Today, we find ourselves in another spiritual wilderness, as rockets rain down on Israel and the responding bombs destroy entire buildings in Gaza. The Jewish people are now 73 years into the enterprise of nationhood in the “new home” to which we were headed some three millennia ago.

Throughout our history, we have striven with neighbors large and small, each seemingly determined to destroy us. No wonder the first thing that happens in Bamidbar is a census of men age 20 and above, old enough to fight in an army.

The violence in Israel today is appalling. Hamas and Islamic Jihad are launching thousands of rockets from Gaza meant as much to terrify Israeli citizens as to kill them. The barrage is indiscriminate. Israel is indeed a Jewish state, but some 20 percent of her citizens are Christian, Bahai, Muslim, Druse, and yes, Arab.

 I know that the issues behind the violence are not simple. But normal, every-day people, no different from you and me, are on both sides of this conflict, and are dying on both sides. Their homes are being destroyed, their children terrified, their lives disrupted.

 A completely unexpected and new terror has emerged, with neighbors turning on neighbors. My friend Rabbi Elaine Glickman wrote, “Violence and bloodshed have spilled into once-peaceful neighborhoods. In cities where Arabs and Jews live side-by-side, shop windows have been smashed, synagogues set ablaze, historic sites vandalized. Jews and Arabs have been stabbed and beaten.”

None of this is acceptable. I am an American Rabbi who loves my own nation and Israel, and I stand with both. I did not turn my back on the United States when I disagreed strenuously with those who were leading our government.
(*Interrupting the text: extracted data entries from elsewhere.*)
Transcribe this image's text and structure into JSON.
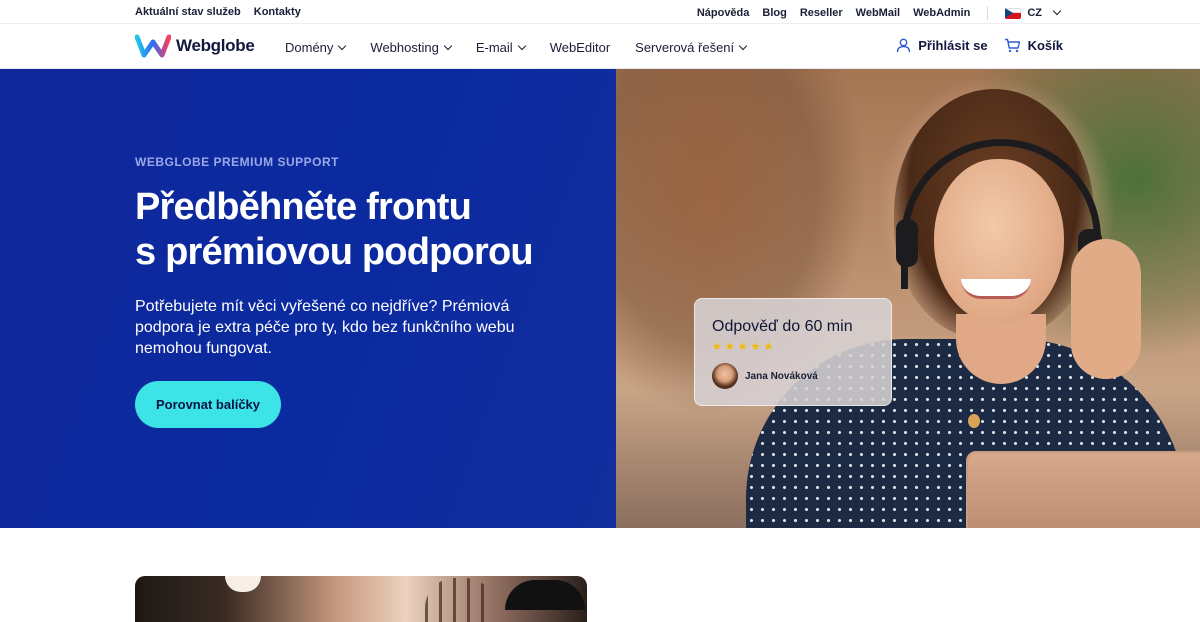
{
  "utility_bar": {
    "left_links": [
      "Aktuální stav služeb",
      "Kontakty"
    ],
    "right_links": [
      "Nápověda",
      "Blog",
      "Reseller",
      "WebMail",
      "WebAdmin"
    ],
    "language": "CZ"
  },
  "nav": {
    "logo_text": "Webglobe",
    "menu": [
      "Domény",
      "Webhosting",
      "E-mail",
      "WebEditor",
      "Serverová řešení"
    ],
    "login_label": "Přihlásit se",
    "cart_label": "Košík"
  },
  "hero": {
    "eyebrow": "WEBGLOBE PREMIUM SUPPORT",
    "headline_line1": "Předběhněte frontu",
    "headline_line2": "s prémiovou podporou",
    "lead": "Potřebujete mít věci vyřešené co nejdříve? Prémiová podpora je extra péče pro ty, kdo bez funkčního webu nemohou fungovat.",
    "cta_label": "Porovnat balíčky"
  },
  "review_card": {
    "title": "Odpověď do 60 min",
    "rating": 5,
    "reviewer_name": "Jana Nováková"
  },
  "colors": {
    "hero_blue": "#0b2aa0",
    "cta_cyan": "#3ce3e7",
    "star": "#f5b800"
  }
}
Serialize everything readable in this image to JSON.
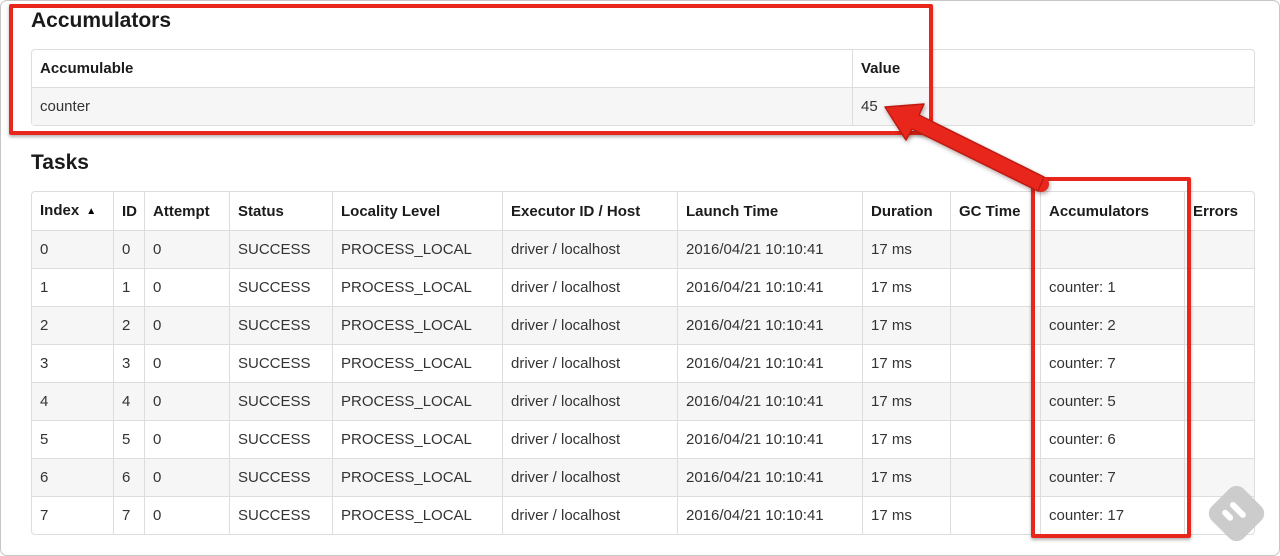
{
  "accumulators_section": {
    "heading": "Accumulators",
    "table": {
      "headers": [
        {
          "label": "Accumulable"
        },
        {
          "label": "Value"
        }
      ],
      "rows": [
        [
          "counter",
          "45"
        ]
      ]
    }
  },
  "tasks_section": {
    "heading": "Tasks",
    "table": {
      "sort_asc_icon": "▲",
      "headers": [
        {
          "label": "Index",
          "sorted": "asc"
        },
        {
          "label": "ID"
        },
        {
          "label": "Attempt"
        },
        {
          "label": "Status"
        },
        {
          "label": "Locality Level"
        },
        {
          "label": "Executor ID / Host"
        },
        {
          "label": "Launch Time"
        },
        {
          "label": "Duration"
        },
        {
          "label": "GC Time"
        },
        {
          "label": "Accumulators"
        },
        {
          "label": "Errors"
        }
      ],
      "rows": [
        [
          "0",
          "0",
          "0",
          "SUCCESS",
          "PROCESS_LOCAL",
          "driver / localhost",
          "2016/04/21 10:10:41",
          "17 ms",
          "",
          "",
          ""
        ],
        [
          "1",
          "1",
          "0",
          "SUCCESS",
          "PROCESS_LOCAL",
          "driver / localhost",
          "2016/04/21 10:10:41",
          "17 ms",
          "",
          "counter: 1",
          ""
        ],
        [
          "2",
          "2",
          "0",
          "SUCCESS",
          "PROCESS_LOCAL",
          "driver / localhost",
          "2016/04/21 10:10:41",
          "17 ms",
          "",
          "counter: 2",
          ""
        ],
        [
          "3",
          "3",
          "0",
          "SUCCESS",
          "PROCESS_LOCAL",
          "driver / localhost",
          "2016/04/21 10:10:41",
          "17 ms",
          "",
          "counter: 7",
          ""
        ],
        [
          "4",
          "4",
          "0",
          "SUCCESS",
          "PROCESS_LOCAL",
          "driver / localhost",
          "2016/04/21 10:10:41",
          "17 ms",
          "",
          "counter: 5",
          ""
        ],
        [
          "5",
          "5",
          "0",
          "SUCCESS",
          "PROCESS_LOCAL",
          "driver / localhost",
          "2016/04/21 10:10:41",
          "17 ms",
          "",
          "counter: 6",
          ""
        ],
        [
          "6",
          "6",
          "0",
          "SUCCESS",
          "PROCESS_LOCAL",
          "driver / localhost",
          "2016/04/21 10:10:41",
          "17 ms",
          "",
          "counter: 7",
          ""
        ],
        [
          "7",
          "7",
          "0",
          "SUCCESS",
          "PROCESS_LOCAL",
          "driver / localhost",
          "2016/04/21 10:10:41",
          "17 ms",
          "",
          "counter: 17",
          ""
        ]
      ]
    }
  },
  "annotations": {
    "highlight_color": "#e8261b"
  },
  "watermark_icon": "feedly-icon"
}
I will not turn my back on Israel in her time of distress and need, regardless of how she deals with this situation, today or in the future.

But that does not mean that my heart is not breaking when I see the destruction in Israel and Gaza, the sobbing children, the families displaced from homes that are now rubble. I am a Rabbi, and for me, that means caring indiscriminately. My concern is both macro and micro, global and human. I am here to serve my Jewish community and I am here to stand for all humans.

Today, I pray for peace. I pray for compassion. I pray for Hamas and Islamic Jihad to stop their murderous intent. I pray that the Palestinian people understand that it is their own leaders who are their true enemy. I pray that Jews and Arabs in Israel will stop seeing each other as different. I pray. I hope. I weep. And I pray yet again.

 I pray for Isaiah’s prediction to come true, that nations “shall beat their swords into plowshares, and their spears into pruning hooks; nation shall not lift up sword against nation, neither shall they learn war anymore.” 

My most fervent prayer? That they not stop at turning weapons of war into farm implements, but that they go one step further, and turn them into musical instruments. Only when we can sing together, make music together, stand shoulder to shoulder as neighbors, can we achieve peace.

⁦Pray for the well-being of Jerusalem; “May those who love you be at peace. ⁦May there be well-being within your ramparts, peace in your citadels.”